Is this signal or is this noise and those types of questions? It's uncomfortable because you almost feel like an idiot that you didn't ask yourself the question, but it can be so helpful.
[00:52:37] Tom: I worked with a CEO where every meeting I had with him, he would ask me something. I'm like, why didn't I think of that? But it was super, super helpful. Humiliating as hell, but it was super helpful.
[00:52:47] Chris: You gotta be grateful for that and find board members who are going to do that. For many of them, the ones who are really good at it, the ones who've operated before, it's just like breathing for them. It's the first thing they do.
[00:53:02] Tom: Do you see yourself becoming an investor at some point? A lot of people who have multiple successes eventually become investors.
[00:53:09] Chris: I would love to, I have a tremendous amount of joy in helping a lot of founders and, and startups think through these things and try and avoid skinning their knee.

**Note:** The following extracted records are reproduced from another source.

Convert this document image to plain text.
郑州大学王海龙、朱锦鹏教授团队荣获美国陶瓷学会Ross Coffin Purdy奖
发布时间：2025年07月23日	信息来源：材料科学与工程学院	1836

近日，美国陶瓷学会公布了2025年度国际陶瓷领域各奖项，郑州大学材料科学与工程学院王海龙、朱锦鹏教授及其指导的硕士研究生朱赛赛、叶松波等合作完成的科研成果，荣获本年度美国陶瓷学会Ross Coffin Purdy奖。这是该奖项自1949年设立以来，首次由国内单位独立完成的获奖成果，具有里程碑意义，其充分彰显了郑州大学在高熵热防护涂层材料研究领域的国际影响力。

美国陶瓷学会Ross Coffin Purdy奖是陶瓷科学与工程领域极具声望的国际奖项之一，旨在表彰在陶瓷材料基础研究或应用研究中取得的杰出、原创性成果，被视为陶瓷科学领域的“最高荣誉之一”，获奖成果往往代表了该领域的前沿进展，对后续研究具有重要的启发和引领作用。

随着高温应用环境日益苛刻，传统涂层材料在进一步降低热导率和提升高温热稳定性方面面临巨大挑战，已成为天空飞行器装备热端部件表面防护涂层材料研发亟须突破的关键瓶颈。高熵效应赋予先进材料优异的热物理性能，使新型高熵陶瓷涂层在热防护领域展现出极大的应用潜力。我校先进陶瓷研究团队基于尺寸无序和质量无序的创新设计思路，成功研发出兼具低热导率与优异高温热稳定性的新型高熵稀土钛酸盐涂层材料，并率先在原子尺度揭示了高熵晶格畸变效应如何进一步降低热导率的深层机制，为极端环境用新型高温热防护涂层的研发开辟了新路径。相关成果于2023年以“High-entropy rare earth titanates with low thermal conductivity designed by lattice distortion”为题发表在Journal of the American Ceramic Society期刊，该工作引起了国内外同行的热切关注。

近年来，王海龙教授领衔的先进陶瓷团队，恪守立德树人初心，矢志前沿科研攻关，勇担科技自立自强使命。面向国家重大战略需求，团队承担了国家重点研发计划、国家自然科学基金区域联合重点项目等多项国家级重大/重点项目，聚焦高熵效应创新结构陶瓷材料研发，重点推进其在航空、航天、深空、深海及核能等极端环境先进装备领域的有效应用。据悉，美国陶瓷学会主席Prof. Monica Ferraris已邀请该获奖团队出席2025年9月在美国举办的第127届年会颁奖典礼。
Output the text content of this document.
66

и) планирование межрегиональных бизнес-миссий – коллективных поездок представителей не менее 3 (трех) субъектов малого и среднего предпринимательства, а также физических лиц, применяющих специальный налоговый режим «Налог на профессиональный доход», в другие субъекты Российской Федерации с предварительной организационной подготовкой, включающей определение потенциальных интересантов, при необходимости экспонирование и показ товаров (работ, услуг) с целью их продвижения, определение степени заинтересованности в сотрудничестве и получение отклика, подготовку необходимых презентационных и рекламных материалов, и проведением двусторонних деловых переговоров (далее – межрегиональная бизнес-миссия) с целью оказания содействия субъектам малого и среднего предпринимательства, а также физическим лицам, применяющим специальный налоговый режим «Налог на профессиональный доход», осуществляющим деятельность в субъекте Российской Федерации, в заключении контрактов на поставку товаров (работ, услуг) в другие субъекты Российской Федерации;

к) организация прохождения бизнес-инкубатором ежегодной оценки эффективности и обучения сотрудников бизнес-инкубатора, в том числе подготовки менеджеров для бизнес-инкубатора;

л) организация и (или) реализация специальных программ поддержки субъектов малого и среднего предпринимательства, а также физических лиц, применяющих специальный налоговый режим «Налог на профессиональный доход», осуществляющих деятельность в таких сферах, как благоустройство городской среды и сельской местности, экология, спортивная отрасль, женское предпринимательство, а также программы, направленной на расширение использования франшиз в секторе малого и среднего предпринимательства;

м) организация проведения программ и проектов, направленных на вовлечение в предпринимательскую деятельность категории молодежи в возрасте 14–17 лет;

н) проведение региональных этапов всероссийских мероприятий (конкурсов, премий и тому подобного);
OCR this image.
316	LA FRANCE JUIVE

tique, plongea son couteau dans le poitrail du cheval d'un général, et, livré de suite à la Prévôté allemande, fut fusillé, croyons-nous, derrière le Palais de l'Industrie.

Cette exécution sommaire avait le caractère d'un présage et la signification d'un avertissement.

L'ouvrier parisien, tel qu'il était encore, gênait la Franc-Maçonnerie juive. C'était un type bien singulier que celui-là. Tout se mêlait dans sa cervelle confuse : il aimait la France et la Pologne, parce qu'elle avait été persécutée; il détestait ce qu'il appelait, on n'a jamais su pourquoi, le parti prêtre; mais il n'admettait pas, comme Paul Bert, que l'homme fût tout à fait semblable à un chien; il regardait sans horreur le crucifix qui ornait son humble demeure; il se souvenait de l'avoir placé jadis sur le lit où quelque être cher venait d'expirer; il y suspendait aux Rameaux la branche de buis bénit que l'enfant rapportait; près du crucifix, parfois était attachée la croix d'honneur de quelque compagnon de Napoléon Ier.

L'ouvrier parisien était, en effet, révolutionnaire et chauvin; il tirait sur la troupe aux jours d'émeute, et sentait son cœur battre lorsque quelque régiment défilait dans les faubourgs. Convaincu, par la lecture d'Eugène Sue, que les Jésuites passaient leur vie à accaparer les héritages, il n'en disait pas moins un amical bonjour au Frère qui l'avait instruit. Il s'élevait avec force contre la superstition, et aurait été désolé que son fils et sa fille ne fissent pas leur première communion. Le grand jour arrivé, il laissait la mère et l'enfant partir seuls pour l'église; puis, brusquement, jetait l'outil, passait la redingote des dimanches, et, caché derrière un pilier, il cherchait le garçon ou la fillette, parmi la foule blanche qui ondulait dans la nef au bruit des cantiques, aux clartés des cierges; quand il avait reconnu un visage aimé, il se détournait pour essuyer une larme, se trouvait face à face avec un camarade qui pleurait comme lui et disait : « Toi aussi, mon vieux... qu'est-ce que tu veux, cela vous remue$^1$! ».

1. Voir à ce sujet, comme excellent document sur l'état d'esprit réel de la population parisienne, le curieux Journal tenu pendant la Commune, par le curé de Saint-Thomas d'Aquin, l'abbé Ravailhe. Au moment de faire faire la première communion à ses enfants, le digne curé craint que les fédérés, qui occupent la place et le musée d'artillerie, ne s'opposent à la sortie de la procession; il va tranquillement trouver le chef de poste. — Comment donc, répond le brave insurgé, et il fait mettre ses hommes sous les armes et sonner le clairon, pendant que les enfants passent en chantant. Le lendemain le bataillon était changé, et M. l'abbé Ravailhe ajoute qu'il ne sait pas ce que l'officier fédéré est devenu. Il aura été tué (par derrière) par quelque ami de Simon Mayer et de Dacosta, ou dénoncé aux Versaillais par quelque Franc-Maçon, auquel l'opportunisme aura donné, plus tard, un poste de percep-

So I'm sure that that is something that will draw me in, in the future, but for now it's, we just got to execute and this team is really exciting. It's a lot of fun to be a part of. It's a big problem to solve. It's going to take a little while, I think, to really make an important dent here. So I'm going to stay focused on that and we'll treat the investing as a retirement plan.
[00:53:39] Tom: All right, Chris, it was great to see you again. Safe travels back to Nashville.
[00:53:43] Chris: Thanks. It's good to see you.